What does `identical?` do?

Dear fellow Clojure enthusiasts, do you know what the following two code snippets evaluate to? And why is that the result?

(identical? ##NaN ##NaN)
(let [x ##NaN] (identical? x x))

I didn’t know it a couple of days ago and it took me a while to understand it. Now I want to share my understanding.

Go on, make a guess and check it with a REPL. When you’re ready – or if you already saw me post about it on Twitter – scroll past the photos below for an explanation.

The photos in this post are from Lill-Skorvan island near Porkkalanniemi, Finland.

Here are the results on Clojure 1.11.1:

(identical? ##NaN ##NaN)          ; => true
(let [x ##NaN] (identical? x x))  ; => false

At first I thought that this is the NaN != NaN feature¹ of IEEE 754 floats, but that is not the case.

clojure.core/identical? checks the reference equality of its arguments. Its docstring says:

Tests if 2 arguments are the same object

##NaN refers to the constant Double/NaN, which is a primitive double. That is, it’s not an object.

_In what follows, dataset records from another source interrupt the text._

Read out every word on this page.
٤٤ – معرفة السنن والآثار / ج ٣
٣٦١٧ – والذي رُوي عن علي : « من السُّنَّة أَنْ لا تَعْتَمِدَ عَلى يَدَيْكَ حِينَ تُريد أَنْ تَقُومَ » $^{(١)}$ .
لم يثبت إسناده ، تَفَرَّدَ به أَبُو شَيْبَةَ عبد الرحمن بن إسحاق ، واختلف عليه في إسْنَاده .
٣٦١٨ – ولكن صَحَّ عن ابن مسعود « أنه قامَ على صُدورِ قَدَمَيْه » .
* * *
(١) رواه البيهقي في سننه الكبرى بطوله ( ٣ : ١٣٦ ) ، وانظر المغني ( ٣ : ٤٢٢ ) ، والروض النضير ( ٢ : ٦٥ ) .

When a primitive value is passed to a Clojure function as an argument, it gets wrapped into an object. This is called boxing. Concretely this means calling Double/valueOf, which converts the primitive double into a java.lang.Double object.

The two snippets evaluate to different values because in the first snippet ##NaN gets boxed only once, but in the second snippet each function argument is boxed separately. This comes down to implementation details of Clojure. You can see the behavior in the disassembled byte code I posted on Ask Clojure.

When the reference equality of two boxed doubles is compared, they’re considered not equal even if they wrap the same value. This explains the results we saw.

Here’s a bonus exercise: what does this evaluate to and why?

(identical? 1.0 1.0)

I’ve used Clojure for a decade and there are still nooks and crannies I’m not familiar with. I guess it just takes a while to learn a programming language properly.

There are good reasons for the feature, or at least they were good back in the day. A lot of programmers dislike floats, but my hot take is that they’re actually successful solution to a complicated problem. What we should do is to start using decimal floats, which would match programmer intuitions better than binary floats. ↩︎